Toute construction s'inspirant d'un style architectural traditionnel étranger à la région est interdite.
La conception et la réalisation des bâtiments et des installations, y compris les annexes, doivent être soignées et permettre un vieillissement correct de l’ouvrage.
Les vues directes depuis l’espace public sur les aires de stationnement et les surfaces de stockage, de dépôt, de manœuvre doivent être limitées par l’orientation des constructions ou par des aménagements paysagers.

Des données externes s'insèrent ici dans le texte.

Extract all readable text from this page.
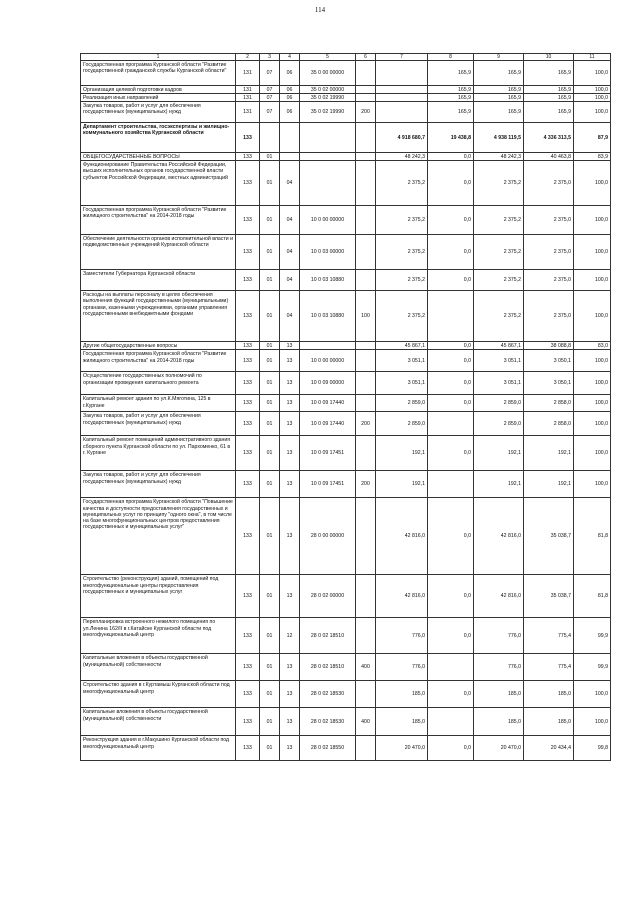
114
1	2	3	4	5	6	7	8	9	10	11
Государственная программа Курганской области "Развитие государственной гражданской службы Курганской области"	131	07	06	35 0 00 00000			165,9	165,9	165,9	100,0
Организация целевой подготовки кадров	131	07	06	35 0 02 00000			165,9	165,9	165,9	100,0
Реализация иных направлений	131	07	06	35 0 02 19990			165,9	165,9	165,9	100,0
Закупка товаров, работ и услуг для обеспечения государственных (муниципальных) нужд	131	07	06	35 0 02 19990	200		165,9	165,9	165,9	100,0
Департамент строительства, госэкспертизы и жилищно-коммунального хозяйства Курганской области	133					4 918 680,7	19 438,8	4 938 119,5	4 336 313,5	87,9
ОБЩЕГОСУДАРСТВЕННЫЕ ВОПРОСЫ	133	01				48 242,3	0,0	48 242,3	40 463,8	83,9
Функционирование Правительства Российской Федерации, высших исполнительных органов государственной власти субъектов Российской Федерации, местных администраций	133	01	04			2 375,2	0,0	2 375,2	2 375,0	100,0
Государственная программа Курганской области "Развитие жилищного строительства" на 2014-2018 годы	133	01	04	10 0 00 00000		2 375,2	0,0	2 375,2	2 375,0	100,0
Обеспечение деятельности органов исполнительной власти и подведомственных учреждений Курганской области	133	01	04	10 0 03 00000		2 375,2	0,0	2 375,2	2 375,0	100,0
Заместители Губернатора Курганской области	133	01	04	10 0 03 10880		2 375,2	0,0	2 375,2	2 375,0	100,0
Расходы на выплаты персоналу в целях обеспечения выполнения функций государственными (муниципальными) органами, казенными учреждениями, органами управления государственными внебюджетными фондами	133	01	04	10 0 03 10880	100	2 375,2		2 375,2	2 375,0	100,0
Другие общегосударственные вопросы	133	01	13			45 867,1	0,0	45 867,1	38 088,8	83,0
Государственная программа Курганской области "Развитие жилищного строительства" на 2014-2018 годы	133	01	13	10 0 00 00000		3 051,1	0,0	3 051,1	3 050,1	100,0
Осуществление государственных полномочий по организации проведения капитального ремонта	133	01	13	10 0 09 00000		3 051,1	0,0	3 051,1	3 050,1	100,0
Капитальный ремонт здания по ул.К.Мяготина, 125 в г.Кургане	133	01	13	10 0 09 17440		2 859,0	0,0	2 859,0	2 858,0	100,0
Закупка товаров, работ и услуг для обеспечения государственных (муниципальных) нужд	133	01	13	10 0 09 17440	200	2 859,0		2 859,0	2 858,0	100,0
Капитальный ремонт помещений административного здания сборного пункта Курганской области по ул. Пархоменко, 61 в г. Кургане	133	01	13	10 0 09 17451		192,1	0,0	192,1	192,1	100,0
Закупка товаров, работ и услуг для обеспечения государственных (муниципальных) нужд	133	01	13	10 0 09 17451	200	192,1		192,1	192,1	100,0
Государственная программа Курганской области "Повышение качества и доступности предоставления государственных и муниципальных услуг по принципу "одного окна", в том числе на базе многофункциональных центров предоставления государственных и муниципальных услуг"	133	01	13	28 0 00 00000		42 816,0	0,0	42 816,0	35 038,7	81,8
Строительство (реконструкция) зданий, помещений под многофункциональные центры предоставления государственных и муниципальных услуг	133	01	13	28 0 02 00000		42 816,0	0,0	42 816,0	35 038,7	81,8
Перепланировка встроенного нежилого помещения по ул.Ленина 162/II в г.Катайске Курганской области под многофункциональный центр	133	01	12	28 0 02 18510		776,0	0,0	776,0	775,4	99,9
Капитальные вложения в объекты государственной (муниципальной) собственности	133	01	13	28 0 02 18510	400	776,0		776,0	775,4	99,9
Строительство здания в г.Куртамыш Курганской области под многофункциональный центр	133	01	13	28 0 02 18530		185,0	0,0	185,0	185,0	100,0
Капитальные вложения в объекты государственной (муниципальной) собственности	133	01	13	28 0 02 18530	400	185,0		185,0	185,0	100,0
Реконструкция здания в г.Макушино Курганской области под многофункциональный центр	133	01	13	28 0 02 18550		20 470,0	0,0	20 470,0	20 434,4	99,8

Il n'est pas fixé d'autres règles pour les constructions et installations nécessaires aux services publics ou d'intérêt collectif. Pour les autres constructions la réglementation est la suivante, sachant que :
- des adaptations pourront y être apportées si elles sont de nature à améliorer la qualité architecturale du projet et son intégration dans l'environnement ;
- un aspect différent peut être admis pour des constructions répondant aux exigences en matière de qualité environnementale et de développement durable ou à la mise en œuvre de techniques nouvelles ;
- les constructions traditionnelles ou présentant un intérêt architectural, et notamment les éléments bâtis protégés au titre de l'article L123-1-5 7°, doivent être mises en valeur et restaurées dans le respect de leur style et matériaux d'origine (façades, toitures, ouvertures, modénatures …). Ces dispositions ne font pas obstacles à la réalisation d'extensions de conception architecturale contemporaine, dès lors que sont mis en valeur les éléments d'intérêt de la construction initiale.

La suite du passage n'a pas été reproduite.